In Critiquing Data Stories: Working LibDems Job Creation Data Map with OpenRefine I had a little poke around some of the data that was used to power a map on a Lib Dems’ website, A Million Jobs:
Liberal Democrats have helped businesses create over 1 million new private sector jobs. Click on the map below to find out what we’ve done where you live.
And then there was the map…
One thing we might take away from this as an assumption is that the markers correspond to locations or environs where jobs were created, and that by adding up the number of jobs created at those locations, we would get to a number over a million.
Whilst I was poking through the data that powers the map, I started to think this might be an unwarranted assumption. I also started to wonder about how the “a million jobs” figure was actually calculated?
Using a recipe described in the Critiquing Data Stories post, I pulled out marker descriptions containing the phrase “helping to reduce journey” along with the number of jobs created (?!) associated with those claims, where a number was specified.
Claims were along the lines of:
Summary: Lib Dems in Government have allocated £2,600,000 to fund the A38 Markeaton improvements , helping to reduce journey times and create 12,300 new jobs. The project will also help build 3,300 new homes.
Note that as well as claims about jobs, we can also pull out claims about homes.
If we use OpenRefine’s Custom Tabular Exporter to upload the data to a Google spreadsheet (here) we can use the Google Spreadsheet-as-a-database query tool (as described in Asking Questions of Data – Garment Factories Data Expedition) to sum the total number of jobs “created” by road improvements (from the OpenRefine treatment, I had observed the rows were all distinct – the count of each text facet was 1).
The sum of jobs “created”? 468, 184. A corresponding sum for the number of homes gives 203,976.

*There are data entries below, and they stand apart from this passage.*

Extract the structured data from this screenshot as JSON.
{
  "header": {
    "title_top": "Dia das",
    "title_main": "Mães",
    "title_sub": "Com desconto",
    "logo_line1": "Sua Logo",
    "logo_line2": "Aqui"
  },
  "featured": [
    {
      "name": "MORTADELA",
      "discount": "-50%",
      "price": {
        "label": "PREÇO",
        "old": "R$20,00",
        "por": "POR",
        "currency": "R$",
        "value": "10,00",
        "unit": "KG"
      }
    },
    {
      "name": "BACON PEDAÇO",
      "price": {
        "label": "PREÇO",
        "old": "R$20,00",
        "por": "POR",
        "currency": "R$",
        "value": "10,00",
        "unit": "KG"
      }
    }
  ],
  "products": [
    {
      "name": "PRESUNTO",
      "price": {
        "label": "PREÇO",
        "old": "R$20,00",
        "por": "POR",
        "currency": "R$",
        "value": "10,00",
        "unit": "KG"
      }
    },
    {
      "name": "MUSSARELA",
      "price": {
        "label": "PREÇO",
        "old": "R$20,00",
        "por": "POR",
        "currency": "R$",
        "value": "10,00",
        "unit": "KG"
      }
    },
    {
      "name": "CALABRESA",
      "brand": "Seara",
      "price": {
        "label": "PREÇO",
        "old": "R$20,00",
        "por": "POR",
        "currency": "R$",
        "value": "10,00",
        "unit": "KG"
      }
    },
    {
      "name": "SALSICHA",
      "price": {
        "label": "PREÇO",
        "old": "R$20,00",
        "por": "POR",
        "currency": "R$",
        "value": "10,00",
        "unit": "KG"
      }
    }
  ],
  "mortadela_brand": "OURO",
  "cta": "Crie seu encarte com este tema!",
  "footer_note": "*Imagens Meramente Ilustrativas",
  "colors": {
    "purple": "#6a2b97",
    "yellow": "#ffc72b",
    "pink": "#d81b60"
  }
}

Looking at the refrain through the descriptions, we also notice that the claim is along the lines of: “Lib Dems in Government have allocated £X to fund [road improvement] helping to reduce journey times and create Y new jobs. The project will also help build Z new homes.” Has allocated. So it’s not been spent yet? [T]o create X new jobs. So they haven’t been created yet? And if those jobs are the result of other schemes made possible by road improvements, numbers will be double counted? [W]ill also help build So the home haven’t been built yet, but may well be being claimed as achievements elsewhere?
Note that the numbers I calculated are lower bounds, based on scheme descriptions that contained the specified search phrase and (“helping to reduce journey”) and a job numbers specified according to the pattern detected by the following Jython regular expression:
tmp=re.sub(r'.* creat(e|ing) ([0-9,\.]*) new jobs.*',r'\2',tmp)
In addition, the housing numbers were extracted only from rows where a number of jobs was identified by that regular expression, and where they were described in a way that could be extracted using the following the Jython regular expression re.sub(r'.* The project will also help build ([0-9,\.]*) new homes.*',r'\1',tmp)
PS I’m reading The Smartest Guys in the Room at the moment, learning about the double counting and accounting creativity employed by Enron, and how confusing publicly reported figures often went unchallenged…
It also makes me wonder about phrases like “up to” providing numbers that are then used when calculating totals?
So there’s another phrase to look for, maybe? have agreed a new ‘City Deal’ with …